Skymet lowers southwest monsoon forecast for 2018 to 'below normal'

August rain, says Skymet, could be 88 per cent of the LPA or 'deficient' and September's could be 93 per cent, also below normal but slightly better
Private weather forecasting agency Skymet lowered its southwest monsoon forecast for 2018 to ‘below normal’ on Wednesday, at 92 per cent of the Long Period Average (LPA).

It expects a prolonged weak phase in August and lower than normal rain in September, after which the four-month season would end. If true, this would hit the production of kharif crops, sowing of which was down almost eight per cent till last week.

In April, Skymet's first forecast was for a normal monsoon, at 100 per cent of the LPA, with an error range of five percentage points either way.  For August, it had predicted rainfall of 96 per cent of the LPA and 101 per cent for September.

India Meteorological Department (IMD), the government body, defines normal rain as between 96 and 104 per cent of a 50-year average of 89 cm for the entire four-month season. So far, it hasn’t revised its forecast of rain being 97 per cent of the LPA, with an error range of five percentage points. 

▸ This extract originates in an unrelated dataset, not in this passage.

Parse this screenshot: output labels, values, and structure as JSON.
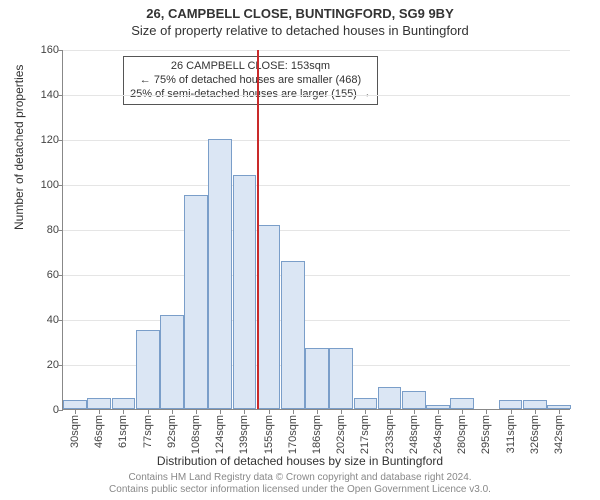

Experts said the early sown crops had reached the flowering stage and could start withering if rain remained weak for a longer than expected period.


August rain, says Skymet, could be 88 per cent of the LPA or 'deficient'. September's could be 93 per cent, also below normal but slightly better. 

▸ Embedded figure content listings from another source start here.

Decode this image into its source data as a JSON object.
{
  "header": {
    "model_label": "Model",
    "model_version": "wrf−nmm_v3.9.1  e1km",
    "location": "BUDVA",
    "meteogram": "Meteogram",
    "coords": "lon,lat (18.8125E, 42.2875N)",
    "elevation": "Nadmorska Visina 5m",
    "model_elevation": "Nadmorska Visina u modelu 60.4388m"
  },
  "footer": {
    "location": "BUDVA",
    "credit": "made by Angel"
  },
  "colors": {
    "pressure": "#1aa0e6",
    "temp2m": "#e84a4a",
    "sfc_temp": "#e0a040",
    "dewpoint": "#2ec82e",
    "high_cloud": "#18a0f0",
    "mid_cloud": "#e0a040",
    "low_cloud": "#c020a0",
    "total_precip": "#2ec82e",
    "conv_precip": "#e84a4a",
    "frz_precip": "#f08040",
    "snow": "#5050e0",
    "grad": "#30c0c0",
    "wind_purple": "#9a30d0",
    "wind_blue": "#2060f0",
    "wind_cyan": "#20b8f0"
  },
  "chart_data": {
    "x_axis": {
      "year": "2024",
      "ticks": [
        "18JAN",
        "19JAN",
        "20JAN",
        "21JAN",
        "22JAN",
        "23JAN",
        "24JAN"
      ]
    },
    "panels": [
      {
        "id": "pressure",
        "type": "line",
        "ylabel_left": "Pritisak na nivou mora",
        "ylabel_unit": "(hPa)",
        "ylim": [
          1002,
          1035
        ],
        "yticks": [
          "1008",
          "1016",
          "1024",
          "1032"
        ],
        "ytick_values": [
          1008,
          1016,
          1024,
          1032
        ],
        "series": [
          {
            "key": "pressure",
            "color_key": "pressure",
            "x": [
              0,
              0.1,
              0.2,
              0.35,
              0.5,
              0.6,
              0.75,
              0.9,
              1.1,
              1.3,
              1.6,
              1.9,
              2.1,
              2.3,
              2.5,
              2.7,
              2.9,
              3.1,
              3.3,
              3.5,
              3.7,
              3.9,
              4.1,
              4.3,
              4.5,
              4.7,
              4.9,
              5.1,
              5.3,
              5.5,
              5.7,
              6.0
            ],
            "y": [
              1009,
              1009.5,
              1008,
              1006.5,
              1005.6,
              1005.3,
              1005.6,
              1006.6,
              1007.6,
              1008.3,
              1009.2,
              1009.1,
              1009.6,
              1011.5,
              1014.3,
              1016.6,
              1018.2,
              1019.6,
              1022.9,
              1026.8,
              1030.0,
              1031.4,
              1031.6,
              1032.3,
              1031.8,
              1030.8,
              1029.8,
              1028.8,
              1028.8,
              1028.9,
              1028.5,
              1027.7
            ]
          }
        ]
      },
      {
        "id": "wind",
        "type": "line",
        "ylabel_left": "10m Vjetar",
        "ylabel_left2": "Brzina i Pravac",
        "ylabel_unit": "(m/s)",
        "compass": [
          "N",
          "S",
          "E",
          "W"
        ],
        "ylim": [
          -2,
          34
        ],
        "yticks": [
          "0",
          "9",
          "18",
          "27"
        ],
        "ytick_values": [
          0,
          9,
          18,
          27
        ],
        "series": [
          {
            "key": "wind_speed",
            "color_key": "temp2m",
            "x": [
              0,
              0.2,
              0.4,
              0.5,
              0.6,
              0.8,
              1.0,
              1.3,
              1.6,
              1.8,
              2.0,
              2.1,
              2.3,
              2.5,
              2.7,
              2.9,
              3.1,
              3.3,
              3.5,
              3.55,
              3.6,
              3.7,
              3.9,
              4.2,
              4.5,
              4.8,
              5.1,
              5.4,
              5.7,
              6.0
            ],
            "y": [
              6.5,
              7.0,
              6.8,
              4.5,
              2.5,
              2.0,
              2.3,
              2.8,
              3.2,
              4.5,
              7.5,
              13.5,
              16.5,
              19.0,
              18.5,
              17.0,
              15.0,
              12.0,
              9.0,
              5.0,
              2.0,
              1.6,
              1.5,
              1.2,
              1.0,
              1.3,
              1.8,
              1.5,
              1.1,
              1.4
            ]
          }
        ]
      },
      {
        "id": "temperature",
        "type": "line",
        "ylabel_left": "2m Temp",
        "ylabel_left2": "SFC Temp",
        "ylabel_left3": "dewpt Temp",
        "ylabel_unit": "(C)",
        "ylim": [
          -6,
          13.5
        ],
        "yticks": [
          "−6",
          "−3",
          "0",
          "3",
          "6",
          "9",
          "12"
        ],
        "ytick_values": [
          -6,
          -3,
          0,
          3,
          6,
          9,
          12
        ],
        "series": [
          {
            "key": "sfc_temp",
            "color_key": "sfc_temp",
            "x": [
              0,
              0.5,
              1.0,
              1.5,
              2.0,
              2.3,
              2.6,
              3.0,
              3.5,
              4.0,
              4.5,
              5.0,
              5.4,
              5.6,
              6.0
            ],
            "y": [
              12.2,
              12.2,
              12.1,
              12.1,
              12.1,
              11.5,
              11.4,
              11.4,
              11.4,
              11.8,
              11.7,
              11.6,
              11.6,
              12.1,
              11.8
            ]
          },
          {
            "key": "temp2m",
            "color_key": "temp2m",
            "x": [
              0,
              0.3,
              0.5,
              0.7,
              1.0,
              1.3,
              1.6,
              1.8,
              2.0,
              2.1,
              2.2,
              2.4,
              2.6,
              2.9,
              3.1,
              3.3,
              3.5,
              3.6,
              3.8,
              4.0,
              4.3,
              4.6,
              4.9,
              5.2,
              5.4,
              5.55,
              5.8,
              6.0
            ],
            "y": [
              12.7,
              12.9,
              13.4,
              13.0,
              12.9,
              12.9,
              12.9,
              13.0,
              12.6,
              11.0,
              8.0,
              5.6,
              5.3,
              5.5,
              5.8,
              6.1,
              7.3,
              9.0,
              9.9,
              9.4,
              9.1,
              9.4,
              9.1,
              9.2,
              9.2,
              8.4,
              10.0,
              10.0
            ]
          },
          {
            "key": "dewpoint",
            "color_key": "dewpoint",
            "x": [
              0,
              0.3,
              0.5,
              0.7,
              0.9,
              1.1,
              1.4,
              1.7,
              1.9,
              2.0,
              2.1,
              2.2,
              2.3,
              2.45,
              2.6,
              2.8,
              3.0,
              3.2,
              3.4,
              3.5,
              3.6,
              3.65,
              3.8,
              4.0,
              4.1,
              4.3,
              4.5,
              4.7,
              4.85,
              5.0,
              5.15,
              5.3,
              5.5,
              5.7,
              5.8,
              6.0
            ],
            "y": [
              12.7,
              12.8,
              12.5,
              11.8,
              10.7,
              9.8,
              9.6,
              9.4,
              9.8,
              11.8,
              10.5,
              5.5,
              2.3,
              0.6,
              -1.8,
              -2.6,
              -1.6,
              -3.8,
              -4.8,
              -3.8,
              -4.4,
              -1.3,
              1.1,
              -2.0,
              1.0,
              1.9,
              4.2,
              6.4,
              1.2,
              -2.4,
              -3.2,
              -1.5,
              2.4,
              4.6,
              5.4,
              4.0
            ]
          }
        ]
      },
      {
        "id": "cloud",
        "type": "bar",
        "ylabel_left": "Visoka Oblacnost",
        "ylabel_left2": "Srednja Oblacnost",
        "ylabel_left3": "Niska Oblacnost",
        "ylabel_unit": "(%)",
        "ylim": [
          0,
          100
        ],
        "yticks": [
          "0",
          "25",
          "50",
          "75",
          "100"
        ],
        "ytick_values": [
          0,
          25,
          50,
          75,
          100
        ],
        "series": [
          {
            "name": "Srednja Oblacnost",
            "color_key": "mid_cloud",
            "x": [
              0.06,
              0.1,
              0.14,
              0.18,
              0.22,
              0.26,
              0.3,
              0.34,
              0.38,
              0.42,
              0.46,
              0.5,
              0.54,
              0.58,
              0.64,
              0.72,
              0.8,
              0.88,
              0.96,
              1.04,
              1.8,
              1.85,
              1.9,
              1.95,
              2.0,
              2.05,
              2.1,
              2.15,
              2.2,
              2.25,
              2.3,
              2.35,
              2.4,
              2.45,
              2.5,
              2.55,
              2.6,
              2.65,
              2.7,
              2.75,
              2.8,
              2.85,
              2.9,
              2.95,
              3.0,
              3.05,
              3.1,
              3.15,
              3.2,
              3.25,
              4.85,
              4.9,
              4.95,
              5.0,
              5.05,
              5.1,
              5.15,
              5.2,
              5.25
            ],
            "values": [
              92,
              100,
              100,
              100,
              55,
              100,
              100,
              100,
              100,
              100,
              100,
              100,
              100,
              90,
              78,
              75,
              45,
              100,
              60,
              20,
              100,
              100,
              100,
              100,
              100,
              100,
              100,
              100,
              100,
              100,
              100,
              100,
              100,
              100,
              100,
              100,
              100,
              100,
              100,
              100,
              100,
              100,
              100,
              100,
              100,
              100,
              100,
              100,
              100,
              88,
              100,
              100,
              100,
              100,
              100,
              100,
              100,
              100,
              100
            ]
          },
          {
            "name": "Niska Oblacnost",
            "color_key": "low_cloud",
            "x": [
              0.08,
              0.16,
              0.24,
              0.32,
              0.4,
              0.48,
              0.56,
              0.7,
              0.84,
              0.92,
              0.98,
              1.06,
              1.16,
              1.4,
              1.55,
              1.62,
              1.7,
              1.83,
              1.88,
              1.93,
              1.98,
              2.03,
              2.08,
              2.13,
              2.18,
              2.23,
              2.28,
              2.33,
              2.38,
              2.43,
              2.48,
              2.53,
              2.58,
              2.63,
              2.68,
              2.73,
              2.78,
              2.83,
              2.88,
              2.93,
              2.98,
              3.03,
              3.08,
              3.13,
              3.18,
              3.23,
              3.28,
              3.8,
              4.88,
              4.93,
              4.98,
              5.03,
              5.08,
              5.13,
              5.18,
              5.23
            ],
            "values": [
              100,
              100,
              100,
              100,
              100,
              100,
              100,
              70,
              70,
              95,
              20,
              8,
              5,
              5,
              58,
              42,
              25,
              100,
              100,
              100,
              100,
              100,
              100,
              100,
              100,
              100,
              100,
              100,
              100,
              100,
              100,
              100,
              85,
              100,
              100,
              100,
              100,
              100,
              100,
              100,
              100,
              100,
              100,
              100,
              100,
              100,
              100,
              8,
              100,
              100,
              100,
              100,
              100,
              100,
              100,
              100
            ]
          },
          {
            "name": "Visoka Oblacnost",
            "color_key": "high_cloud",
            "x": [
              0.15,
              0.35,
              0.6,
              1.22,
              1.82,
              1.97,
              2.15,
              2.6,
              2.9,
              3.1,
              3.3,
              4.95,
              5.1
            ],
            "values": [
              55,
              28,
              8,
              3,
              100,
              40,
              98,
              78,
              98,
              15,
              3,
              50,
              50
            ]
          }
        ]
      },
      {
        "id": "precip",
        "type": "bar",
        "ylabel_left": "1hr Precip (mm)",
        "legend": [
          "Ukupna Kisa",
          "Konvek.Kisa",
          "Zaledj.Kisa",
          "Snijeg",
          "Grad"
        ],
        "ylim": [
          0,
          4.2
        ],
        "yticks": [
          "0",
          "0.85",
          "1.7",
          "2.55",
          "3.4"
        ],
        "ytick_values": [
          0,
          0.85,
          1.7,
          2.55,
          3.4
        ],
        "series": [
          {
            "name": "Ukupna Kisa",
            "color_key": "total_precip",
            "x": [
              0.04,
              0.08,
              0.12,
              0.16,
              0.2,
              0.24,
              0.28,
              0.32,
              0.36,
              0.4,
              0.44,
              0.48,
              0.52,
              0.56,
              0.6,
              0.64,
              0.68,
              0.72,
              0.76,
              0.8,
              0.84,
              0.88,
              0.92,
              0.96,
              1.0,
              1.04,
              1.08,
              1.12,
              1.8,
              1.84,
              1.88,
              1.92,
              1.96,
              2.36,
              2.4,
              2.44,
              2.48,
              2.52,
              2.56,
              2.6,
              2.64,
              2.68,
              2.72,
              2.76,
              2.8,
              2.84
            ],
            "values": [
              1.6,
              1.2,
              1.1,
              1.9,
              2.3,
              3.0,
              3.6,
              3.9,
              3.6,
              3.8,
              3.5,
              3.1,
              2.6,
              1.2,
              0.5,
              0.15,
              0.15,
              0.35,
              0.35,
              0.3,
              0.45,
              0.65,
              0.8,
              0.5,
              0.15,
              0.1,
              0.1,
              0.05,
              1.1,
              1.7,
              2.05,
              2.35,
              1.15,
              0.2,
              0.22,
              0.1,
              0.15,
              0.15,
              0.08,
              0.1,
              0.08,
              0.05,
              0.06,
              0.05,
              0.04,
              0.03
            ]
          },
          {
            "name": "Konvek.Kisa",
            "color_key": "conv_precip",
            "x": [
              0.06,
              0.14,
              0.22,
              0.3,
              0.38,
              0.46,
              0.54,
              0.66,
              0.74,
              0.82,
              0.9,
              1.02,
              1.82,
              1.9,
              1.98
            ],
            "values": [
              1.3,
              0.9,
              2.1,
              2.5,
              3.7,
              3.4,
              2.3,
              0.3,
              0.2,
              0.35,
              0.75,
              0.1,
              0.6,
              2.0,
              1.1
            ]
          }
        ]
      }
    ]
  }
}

In June and July, the southwest monsoon was six per cent below normal, largely due to a break in rainfall during June, after it made a promising start. So far, rainfall has been normal on around 84 per cent of the country’s land and deficient in the rest.

“As of now, the oceanic parameters are not at all favourable for enhancing monsoon rains during the second half of the season," said Jatin Singh, managing director of Skymet. The rainiest pockets of both the northeast and the west coast were likely to perform poorer than usual, he added.

“This isn’t good news at all,” said Madan Sabnavis, chief economist at CARE Ratings. Kharif sowing area was already down due to low or delayed rain in some parts, he noted. If August and September rain was also not good, implications for the final harvest could be serious.

The southwest monsoon has revived over the east and northeast and this has lowered the overall shortfall in these parts over recent days to about 25 per cent, from a high of a little over 40 per cent. However, the spectre of drought still looms over Bihar, Jharkhand and Odisha if the wet spell ends soon, followed by a long dry period.